I fear sometimes the church has made the same mistake with the sacredness of marriage that the Pharisees in Christ’s day made with the sacredness of the Sabbath. Jesus’ “irreverent” behavior on the Sabbath infuriated the religious leaders. He wasn’t following the “rules,”
He healed people. He allowed his disciples to pick grain. Yet when challenged, Jesus responded by asking, “Does the law permit good deeds on the Sabbath, or it a day for doing evil? Is this a day to save life or destroy it?” (See Mark 3 and Luke 6).
Jesus said that Moses allowed divorce because of their hardness of heart. (Matthew 19:8-9) He went on to rebuke the trivial reasons that men divorced their wives and affirm that marriage was meant to be permanent, but even Jesus acknowledged that sometimes it isn’t possible. In the Old Testament, we see that even God divorced Israel and Judah for their hardness of heart. (Jeremiah 3) all the while hoping she would come to her senses and repent.

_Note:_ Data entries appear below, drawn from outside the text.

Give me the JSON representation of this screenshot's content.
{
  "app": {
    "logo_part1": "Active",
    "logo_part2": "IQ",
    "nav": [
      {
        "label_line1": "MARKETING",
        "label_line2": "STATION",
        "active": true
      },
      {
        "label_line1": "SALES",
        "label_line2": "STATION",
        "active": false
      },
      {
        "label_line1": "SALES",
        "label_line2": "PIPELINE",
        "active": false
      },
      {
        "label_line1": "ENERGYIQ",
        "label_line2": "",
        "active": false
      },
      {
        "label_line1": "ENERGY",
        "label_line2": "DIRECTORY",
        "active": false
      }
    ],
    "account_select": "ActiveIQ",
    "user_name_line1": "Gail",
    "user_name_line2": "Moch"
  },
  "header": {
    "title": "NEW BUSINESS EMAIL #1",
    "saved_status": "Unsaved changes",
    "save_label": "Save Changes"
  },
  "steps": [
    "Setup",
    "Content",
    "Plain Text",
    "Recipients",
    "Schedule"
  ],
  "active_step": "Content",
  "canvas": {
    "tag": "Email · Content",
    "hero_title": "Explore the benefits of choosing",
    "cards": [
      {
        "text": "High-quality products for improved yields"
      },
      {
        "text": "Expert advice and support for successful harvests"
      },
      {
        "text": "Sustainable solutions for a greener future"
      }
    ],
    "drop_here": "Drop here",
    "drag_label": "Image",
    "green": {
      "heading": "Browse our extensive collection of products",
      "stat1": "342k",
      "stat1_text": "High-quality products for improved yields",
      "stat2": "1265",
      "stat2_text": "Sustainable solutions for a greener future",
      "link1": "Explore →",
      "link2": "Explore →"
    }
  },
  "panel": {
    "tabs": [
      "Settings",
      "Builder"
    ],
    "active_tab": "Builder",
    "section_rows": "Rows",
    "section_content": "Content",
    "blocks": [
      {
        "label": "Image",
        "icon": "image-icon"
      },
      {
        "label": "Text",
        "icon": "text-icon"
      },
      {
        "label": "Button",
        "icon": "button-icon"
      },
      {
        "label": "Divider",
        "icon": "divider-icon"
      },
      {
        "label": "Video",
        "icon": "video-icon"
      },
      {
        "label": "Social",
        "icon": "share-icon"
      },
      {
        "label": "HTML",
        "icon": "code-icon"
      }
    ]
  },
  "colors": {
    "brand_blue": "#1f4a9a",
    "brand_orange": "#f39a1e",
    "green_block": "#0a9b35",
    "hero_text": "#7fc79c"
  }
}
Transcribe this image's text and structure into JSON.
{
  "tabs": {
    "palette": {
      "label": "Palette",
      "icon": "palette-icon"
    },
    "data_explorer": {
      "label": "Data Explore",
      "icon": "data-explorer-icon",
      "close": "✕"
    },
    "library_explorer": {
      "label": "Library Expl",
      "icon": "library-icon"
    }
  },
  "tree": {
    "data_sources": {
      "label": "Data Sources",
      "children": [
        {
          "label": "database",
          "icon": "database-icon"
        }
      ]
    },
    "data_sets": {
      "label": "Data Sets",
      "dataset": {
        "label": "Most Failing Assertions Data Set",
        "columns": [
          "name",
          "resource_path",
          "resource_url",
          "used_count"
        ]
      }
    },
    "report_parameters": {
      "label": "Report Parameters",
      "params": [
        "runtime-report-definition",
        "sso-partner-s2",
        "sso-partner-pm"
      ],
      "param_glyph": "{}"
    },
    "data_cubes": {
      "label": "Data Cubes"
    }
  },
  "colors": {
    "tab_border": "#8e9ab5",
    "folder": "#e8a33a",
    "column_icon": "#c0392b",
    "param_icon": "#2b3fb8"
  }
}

Loss of trust and loss of relationship are the consequences of serious, unrepentant sin even in marriage. Stop beating yourself up that you didn’t see this ahead of time and start to move toward God in healing and restoration of your own relationship with him. He is for you not against you. He loves you with an everlasting love and has not abandoned you. He does not ask you to be the sacrificial lamb, he already provided one. Jesus.
Just because you are a Christian counselor doesn’t mean you can work magic in your marriage. You cannot change your husband. You may influence him and invite him into change, but ultimately his change of heart and habit is between him and God. Click To Tweet
In my book The Emotionally Destructive Relationship I speak about my own struggle dealing with my destructive relationship with my mother. As a Christian and Christian counselor, I felt like I should know what to do to fix this. I could not. All I could do was work on me and heal so that I would not be destroyed. Please get yourself into some supportive relationships and perhaps godly counsel so that you can start your healing process.
Friends, how have you gotten beyond the pride that “this shouldn’t have happened to me” and accepted the truth, that you can begin your own healing process?